Ramifenazone is pyrazolone derivative with analgesic, antipyretic, and anti-inflammatory activity. In preclinical studies, Ramifenazone shows potent inhibition of prostaglandin production, carrageenan edema, and yeast fever.

CC-401 is a potent inhibitor of all three forms of c-Jun N-terminal Kinase (JNK) (Ki of 25 to 50 nM) and has at least 40-fold selectivity for JNK compared with other related kinases.

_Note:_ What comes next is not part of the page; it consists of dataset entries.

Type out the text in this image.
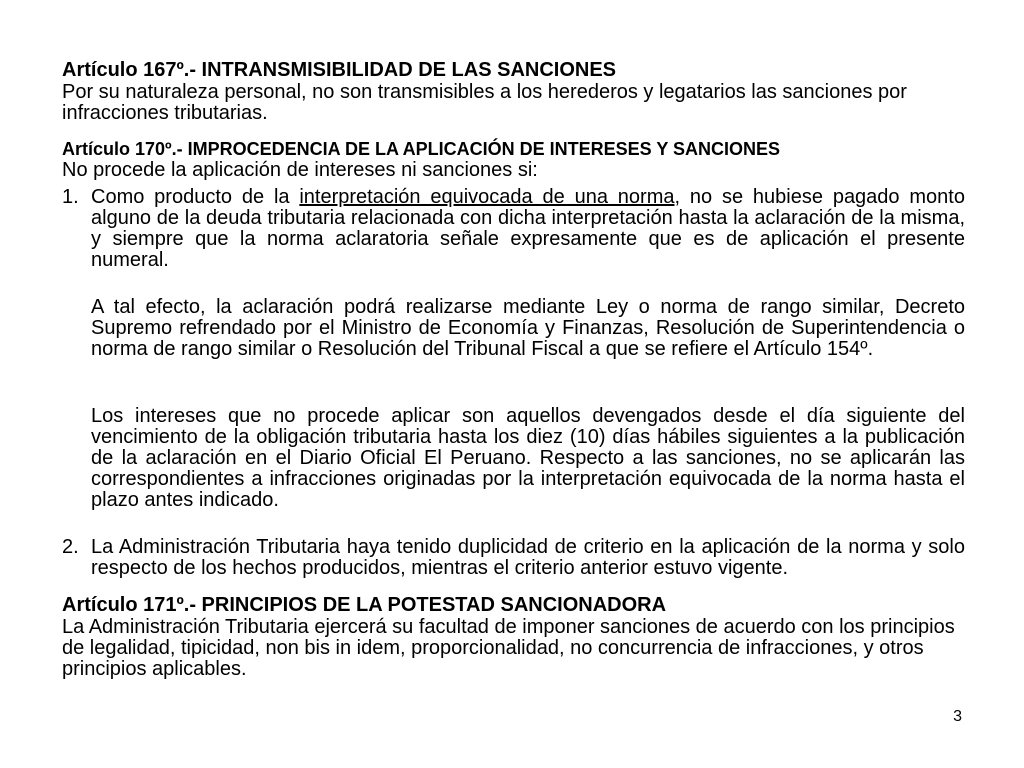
Artículo 167º.- INTRANSMISIBILIDAD DE LAS SANCIONES

Por su naturaleza personal, no son transmisibles a los herederos y legatarios las sanciones por infracciones tributarias.

Artículo 170º.- IMPROCEDENCIA DE LA APLICACIÓN DE INTERESES Y SANCIONES

No procede la aplicación de intereses ni sanciones si:

1. Como producto de la interpretación equivocada de una norma, no se hubiese pagado monto alguno de la deuda tributaria relacionada con dicha interpretación hasta la aclaración de la misma, y siempre que la norma aclaratoria señale expresamente que es de aplicación el presente numeral.

A tal efecto, la aclaración podrá realizarse mediante Ley o norma de rango similar, Decreto Supremo refrendado por el Ministro de Economía y Finanzas, Resolución de Superintendencia o norma de rango similar o Resolución del Tribunal Fiscal a que se refiere el Artículo 154º.

Los intereses que no procede aplicar son aquellos devengados desde el día siguiente del vencimiento de la obligación tributaria hasta los diez (10) días hábiles siguientes a la publicación de la aclaración en el Diario Oficial El Peruano. Respecto a las sanciones, no se aplicarán las correspondientes a infracciones originadas por la interpretación equivocada de la norma hasta el plazo antes indicado.

2. La Administración Tributaria haya tenido duplicidad de criterio en la aplicación de la norma y solo respecto de los hechos producidos, mientras el criterio anterior estuvo vigente.

Artículo 171º.- PRINCIPIOS DE LA POTESTAD SANCIONADORA

La Administración Tributaria ejercerá su facultad de imponer sanciones de acuerdo con los principios de legalidad, tipicidad, non bis in idem, proporcionalidad, no concurrencia de infracciones, y otros principios aplicables.

3
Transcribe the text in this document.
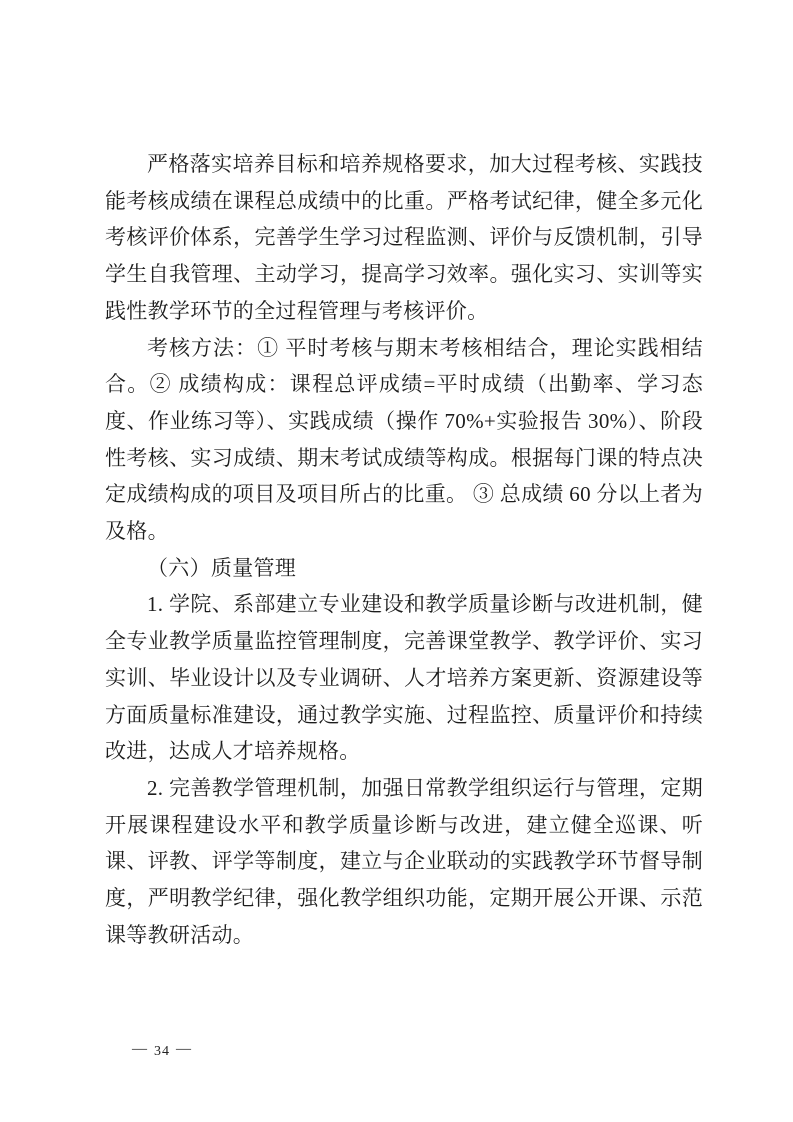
严格落实培养目标和培养规格要求，加大过程考核、实践技能考核成绩在课程总成绩中的比重。严格考试纪律，健全多元化考核评价体系，完善学生学习过程监测、评价与反馈机制，引导学生自我管理、主动学习，提高学习效率。强化实习、实训等实践性教学环节的全过程管理与考核评价。

考核方法：① 平时考核与期末考核相结合，理论实践相结合。② 成绩构成：课程总评成绩=平时成绩（出勤率、学习态度、作业练习等）、实践成绩（操作 70%+实验报告 30%）、阶段性考核、实习成绩、期末考试成绩等构成。根据每门课的特点决定成绩构成的项目及项目所占的比重。 ③ 总成绩 60 分以上者为及格。

（六）质量管理

1. 学院、系部建立专业建设和教学质量诊断与改进机制，健全专业教学质量监控管理制度，完善课堂教学、教学评价、实习实训、毕业设计以及专业调研、人才培养方案更新、资源建设等方面质量标准建设，通过教学实施、过程监控、质量评价和持续改进，达成人才培养规格。

2. 完善教学管理机制，加强日常教学组织运行与管理，定期开展课程建设水平和教学质量诊断与改进，建立健全巡课、听课、评教、评学等制度，建立与企业联动的实践教学环节督导制度，严明教学纪律，强化教学组织功能，定期开展公开课、示范课等教研活动。

— 34 —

Celgene was developing CC 401 for the treatment of cancer and inflammatory disorders. CC 401 was being developed in an IV formulation and was in a phase I trial in patients with refractory acute myelogenous leukaemia. However, trials have ended and the company is not pursuing CC 401, but will advance other JNK inhibitors.

Elzasonan (CP 448187) is a serotonin 1B/1D receptor antagonist. Elzasonan was primarily metabolized via oxidative N‐demethylation, N‐oxidation, and aryl hydroxylation. Pfizer was developing elzasonan for the treatment of anxiety and affective disorders however development has been discontinued.